When clients pass through the doorway of a Varsity Sports, whether in Baton Rouge, New Orleans, Mandeville, or Lakeview, they are treated to tactile, familiar experiences. The senses are treated to the creak of well-trod wooden floors, the hum of low conversations, and the aromatic “new car” blend of leather and rubbery soles coming from walls of neatly-stacked shoeboxes.
It is an environment that Jenni Peters has worked hard to maintain since the opening of her first running equipment store in 2000. One that was almost lost to the pandemic.
“Back in March or April of 2020, we didn’t even know if we would open our doors again,” Peters sighed ruefully. “When you hear that you’re going to have to shut your doors totally, you think, ‘Can I keep it alive by going in there all day and night to keep us afloat, and not put anyone else in harm’s way?’”
Jenni Peters relied on her partnership with Hancock Whitney to keep her business running during the coronavirus pandemic.
Like many other business owners, Peters’ operation is not merely a financial investment, but a community offering. What began as a business experiment or “hobby” with then co-owner Jane Swift branched into a multi-location business with a legacy of local leadership 21 years later. Today, the company is a member of multiple community-based organizations, an employer that focuses on hiring and nurturing local talent, and staunch advocate for best workplace practices.
The thought of losing employees drove Peters to action. She spent hours researching options and keeping abreast of local and national news. Then the Paycheck Protection Program (PPP), a feature of the CARES Act, came into effect. The loan was designed to provide a direct incentive for small businesses to keep employees on payroll, even while faced with closures and losses caused by the COVID-19 pandemic.
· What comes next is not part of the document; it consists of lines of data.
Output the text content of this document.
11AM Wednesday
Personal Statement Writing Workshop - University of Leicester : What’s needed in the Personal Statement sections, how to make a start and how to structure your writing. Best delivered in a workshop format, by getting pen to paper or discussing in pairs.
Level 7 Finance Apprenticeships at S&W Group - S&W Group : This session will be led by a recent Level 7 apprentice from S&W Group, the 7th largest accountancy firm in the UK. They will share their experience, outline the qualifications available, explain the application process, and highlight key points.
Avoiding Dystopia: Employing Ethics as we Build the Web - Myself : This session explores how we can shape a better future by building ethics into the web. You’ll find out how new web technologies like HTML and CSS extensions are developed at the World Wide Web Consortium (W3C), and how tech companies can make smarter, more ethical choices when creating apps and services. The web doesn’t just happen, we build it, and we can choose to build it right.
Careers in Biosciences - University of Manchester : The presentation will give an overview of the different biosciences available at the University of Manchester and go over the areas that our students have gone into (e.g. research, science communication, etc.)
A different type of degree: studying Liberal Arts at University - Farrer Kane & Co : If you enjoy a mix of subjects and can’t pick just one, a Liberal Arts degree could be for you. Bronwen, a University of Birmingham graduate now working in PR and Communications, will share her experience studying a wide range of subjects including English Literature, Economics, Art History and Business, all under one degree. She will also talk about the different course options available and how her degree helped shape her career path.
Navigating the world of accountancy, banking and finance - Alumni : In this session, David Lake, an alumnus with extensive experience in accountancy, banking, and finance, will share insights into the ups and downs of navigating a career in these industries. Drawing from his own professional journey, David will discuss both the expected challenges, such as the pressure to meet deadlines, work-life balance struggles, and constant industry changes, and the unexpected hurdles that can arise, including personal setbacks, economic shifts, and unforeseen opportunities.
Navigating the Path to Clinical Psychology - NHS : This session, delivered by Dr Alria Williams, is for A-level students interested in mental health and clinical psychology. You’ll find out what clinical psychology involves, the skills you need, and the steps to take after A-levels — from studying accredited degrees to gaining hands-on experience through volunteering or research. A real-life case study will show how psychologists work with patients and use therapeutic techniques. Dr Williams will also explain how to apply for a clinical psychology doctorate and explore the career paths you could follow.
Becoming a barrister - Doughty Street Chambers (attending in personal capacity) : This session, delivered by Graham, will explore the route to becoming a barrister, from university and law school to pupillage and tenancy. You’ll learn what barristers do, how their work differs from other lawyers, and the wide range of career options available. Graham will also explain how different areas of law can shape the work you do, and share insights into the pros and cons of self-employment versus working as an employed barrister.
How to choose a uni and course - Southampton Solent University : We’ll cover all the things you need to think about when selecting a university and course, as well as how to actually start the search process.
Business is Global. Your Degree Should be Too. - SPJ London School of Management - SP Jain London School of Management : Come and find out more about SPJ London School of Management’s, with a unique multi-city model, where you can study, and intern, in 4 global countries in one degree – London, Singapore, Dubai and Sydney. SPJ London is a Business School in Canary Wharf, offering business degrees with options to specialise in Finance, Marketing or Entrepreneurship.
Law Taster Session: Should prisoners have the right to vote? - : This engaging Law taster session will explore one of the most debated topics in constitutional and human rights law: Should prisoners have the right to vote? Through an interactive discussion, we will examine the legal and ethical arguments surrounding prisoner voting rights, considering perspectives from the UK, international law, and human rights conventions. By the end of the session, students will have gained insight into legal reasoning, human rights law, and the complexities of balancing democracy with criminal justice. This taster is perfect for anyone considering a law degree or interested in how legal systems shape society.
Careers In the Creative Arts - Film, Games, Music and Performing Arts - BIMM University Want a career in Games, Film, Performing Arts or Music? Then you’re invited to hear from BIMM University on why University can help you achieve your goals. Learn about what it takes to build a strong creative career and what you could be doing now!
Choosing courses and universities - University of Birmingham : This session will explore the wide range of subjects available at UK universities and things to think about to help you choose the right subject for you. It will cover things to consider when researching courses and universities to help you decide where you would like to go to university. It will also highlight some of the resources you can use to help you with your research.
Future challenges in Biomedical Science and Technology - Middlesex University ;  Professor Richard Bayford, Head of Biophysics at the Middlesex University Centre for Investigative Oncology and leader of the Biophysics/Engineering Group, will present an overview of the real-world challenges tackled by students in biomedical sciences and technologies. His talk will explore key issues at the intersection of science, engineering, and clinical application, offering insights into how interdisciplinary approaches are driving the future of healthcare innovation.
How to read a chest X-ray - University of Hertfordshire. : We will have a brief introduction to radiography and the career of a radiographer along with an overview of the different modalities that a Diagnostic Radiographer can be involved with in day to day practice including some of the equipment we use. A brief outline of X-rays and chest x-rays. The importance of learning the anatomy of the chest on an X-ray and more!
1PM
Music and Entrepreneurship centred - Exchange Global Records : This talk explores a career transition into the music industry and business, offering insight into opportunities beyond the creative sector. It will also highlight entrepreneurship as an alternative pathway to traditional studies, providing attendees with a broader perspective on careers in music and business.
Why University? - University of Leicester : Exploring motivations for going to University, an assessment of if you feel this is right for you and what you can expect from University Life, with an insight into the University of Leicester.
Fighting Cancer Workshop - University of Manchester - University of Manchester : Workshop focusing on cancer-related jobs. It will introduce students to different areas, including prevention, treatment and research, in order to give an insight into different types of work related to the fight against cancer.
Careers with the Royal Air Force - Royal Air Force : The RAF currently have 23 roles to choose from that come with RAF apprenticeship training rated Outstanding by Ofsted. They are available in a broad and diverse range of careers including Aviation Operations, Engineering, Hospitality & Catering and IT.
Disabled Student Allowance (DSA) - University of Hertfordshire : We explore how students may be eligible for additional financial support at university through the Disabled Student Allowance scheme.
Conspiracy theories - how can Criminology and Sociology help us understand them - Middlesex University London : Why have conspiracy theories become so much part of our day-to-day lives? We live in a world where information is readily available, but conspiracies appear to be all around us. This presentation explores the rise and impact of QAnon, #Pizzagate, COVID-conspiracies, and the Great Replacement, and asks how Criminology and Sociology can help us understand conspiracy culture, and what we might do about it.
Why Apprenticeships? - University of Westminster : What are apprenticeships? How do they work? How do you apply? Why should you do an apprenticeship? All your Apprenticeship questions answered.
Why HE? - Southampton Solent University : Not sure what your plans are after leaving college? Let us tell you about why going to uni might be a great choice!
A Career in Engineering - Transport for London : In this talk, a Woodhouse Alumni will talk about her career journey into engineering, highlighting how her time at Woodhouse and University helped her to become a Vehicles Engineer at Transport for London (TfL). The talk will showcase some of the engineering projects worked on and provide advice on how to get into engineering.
“It was an opportunity for me. The idea of this loan said to me, ‘This is for your staff,’ and that was my first and primary concern, my staff,” Peters said.
She sought the counsel of her relationship partners at Hancock Whitney, Vice President and Business Banker Irene Kotval, and Senior Vice President and Regional Retail Manager, Stephen David. Peters had experienced multiple relationships with financial institutions over time as a small business owner, but the consultative nature of the organization’s services helped carry her through the education and application process without a hitch. The PPP request paid off.
“I got a text at midnight — it was personal to them, like it’s personal to me. The relationship has paid off in aces. I hope that other small businesses have the same experience that I have, that they can pick up the phone and get any help on any matter,” Peters said.
Hancock Whitney associates weren’t the only ones who provided a lifeline to Peters. The community responded to the local store’s closure with an avalanche of support, both emotionally and financially. Varsity Sports noted a substantial increase in sales after the period of early 2020 setbacks, and is now building a new location — a process that is also being handled by Hancock Whitney.
“Like most specialty running stores, the principal line of merchandise are shoes. It’s something that you can get anywhere,” said Peters. “What set us apart is that we sell a service, something that can’t be one clicked. We provide support, advice, and a community.”